Los aristos que habían gobernado la tierra durante tanto tiempo no eran nadie, probablemente descendientes de bedeles o de sirvientes en la embarcación del general Perdido. La única razón por la que no habían acabado reducidos era porque habían sido demasiado pobres como para costearse las mejoras genéticas que habían provocado la Reducción accidentalmente. Y luego se habían aprovechado de los descendientes reducidos de las personas que de verdad habían ganado la guerra.

Como el general Perdido. Nadie sabía qué había sido de él, o de su familia. Estaban en el grupo de los perdidos: sus hijos nacieron reducidos. Pero los aristos no habían llevado registros sobre ese tipo de cosas. Podrían incluso haber sido antepasados de los Aldred. Probablemente así era, teniendo en cuenta que Damos Aldred también era un magnífico genio militar.

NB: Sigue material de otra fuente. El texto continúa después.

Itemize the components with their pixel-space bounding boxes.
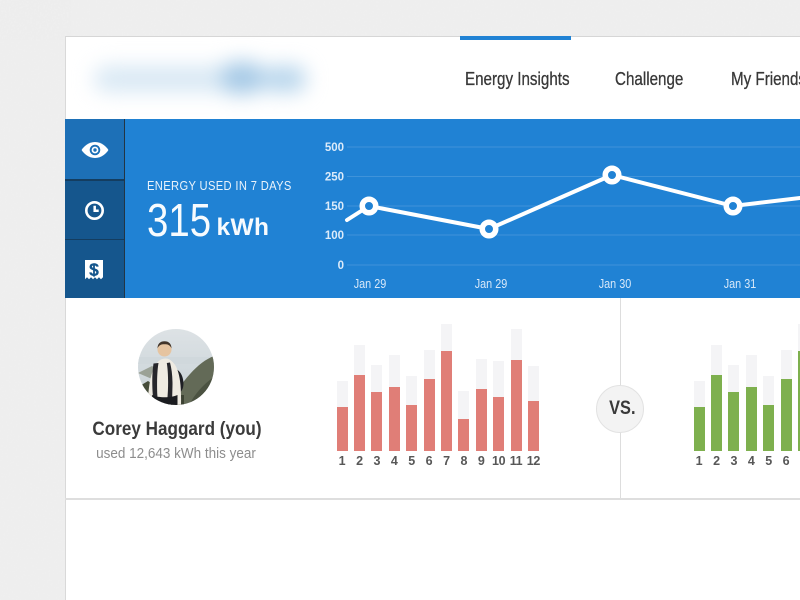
svg-text:500: 500 xyxy=(325,142,344,154)
svg-text:0: 0 xyxy=(338,260,344,272)
svg-text:Jan 30: Jan 30 xyxy=(599,276,632,291)
svg-text:Jan 29: Jan 29 xyxy=(475,276,508,291)
svg-text:150: 150 xyxy=(325,201,344,213)
svg-text:Jan 29: Jan 29 xyxy=(354,276,387,291)
svg-text:Jan 31: Jan 31 xyxy=(724,276,757,291)
svg-text:250: 250 xyxy=(325,172,344,184)
svg-text:100: 100 xyxy=(325,230,344,242)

Y Vania estaba decidida a ser igual.

Mientras se servía el primer plato, el ciudadano Aldred le dirigió su atención.

—¿Cómo va el asedio de la hacienda Ford, Vania?

—Muy bien, señor. Me han dicho que las fortificaciones caerán en menos de una semana.

—Excelente. —Su padre sonrió. A su derecha, el general Gawnt puso sus protuberantes ojos en blanco, pero Vania hizo lo que pudo por ignorarlo, tal y como hacía con todos sus comentarios insidiosos y susurros de «nepotismo» y «niña mimada» precariamente disimulados. Vania era joven para ser capitana y algunos no estaban conformes con ello; aunque no sabía por qué se sorprendían. Ella tenía aptitudes de liderazgo y políticas, como su padre. Solo porque compartían las mismas habilidades y seguían la misma línea de trabajo no los convertía en aristos, cuyas posiciones y privilegios hereditarios habían constituido la ruina de Galatea. Habría sido un desperdicio que su padre no se hubiese aprovechado de su talento natural por culpa de las tenues protestas de favoritismo, igual que habría sido un desperdicio no utilizar el genio científico de Justen solo porque su apellido era Helo. La revolución no habría conseguido tener tanto éxito sin la contribución de Justen.

Ojalá hubiese estado allí. Dudaba que Gawnt hiciera esos comentarios si Justen Helo lo estuviera mirando directamente a los ojos.

—He oído que han usado métodos poco convencionales para persuadir a los Ford de que se rindan —intervino otro de los tenientes—. ¿Cuál ha sido el resultado?

Vania hizo una mueca.

—Desgraciadamente, no ha sido bueno. Sobornamos a la canguro para que sacara a los niños de la barricada, pensando que sus padres se rendirían preocupados por el bienestar de sus hijos.

—Buena idea, Vania —comentó su padre y ella sonrió ampliamente.

El general Gawnt se aclaró la garganta y la sonrisa de Vania se marchitó.

—Desgraciadamente, la canguro era una imbécil y le entregó los niños a la Amapola Silvestre.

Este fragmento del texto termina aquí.